“Gems of the Universe: The Barred Spiral Galaxies” will be the topic at ‘Imiloa Astronomy Center at 7 p.m. on Friday, April 19.
Pierre Martin, professor of astronomy at the University of Hawaii at Hilo, will take a closer look at spiral galaxies and differentiate between barred spiral galaxies.
“Among the family of spiral galaxies seen in our universe, a large fraction shows an elongated, stellar structure in their central regions commonly described as a ‘bar,’” stated Martin. “These magnificent objects, the barred spirals, represent the norm, and not the exception, among all of nearby spiral galaxies.”
The bar phenomenon has drastic effects on the evolution of a galaxy, from changing where stars are formed, to how the chemical elements are distributed across its disk, and to possibly helping in feeding its central region where a massive black hole might reside.

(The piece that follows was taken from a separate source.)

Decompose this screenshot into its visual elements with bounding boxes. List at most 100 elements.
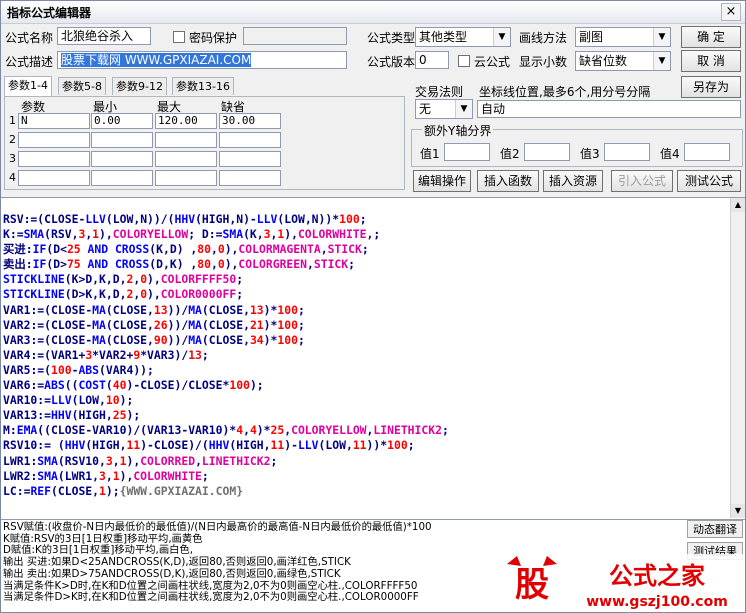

In this presentation, Martin will review some of the early history of observations of spiral galaxies, including some of the first descriptions of galaxies with bars. Then he will discuss how bars can be formed, how they evolve and how they might considerably affect the evolution of their host galaxies.
He notes, “Our own Galaxy, the Milky Way, is in fact a barred spiral.”
Finally, he will briefly describe an ambitious project to be undertaken with an innovative instrument at the Canada France Hawaii Telescope on Mauna Kea next year, aiming in better understanding of the significance of bars in galaxies. But, maybe more importantly, he will show that barred spiral galaxies are among the most beautiful objects in the universe.
Martin is an assistant professor of physics and astronomy and the director of the UH-Hilo Hoku Ke‘a Observatory.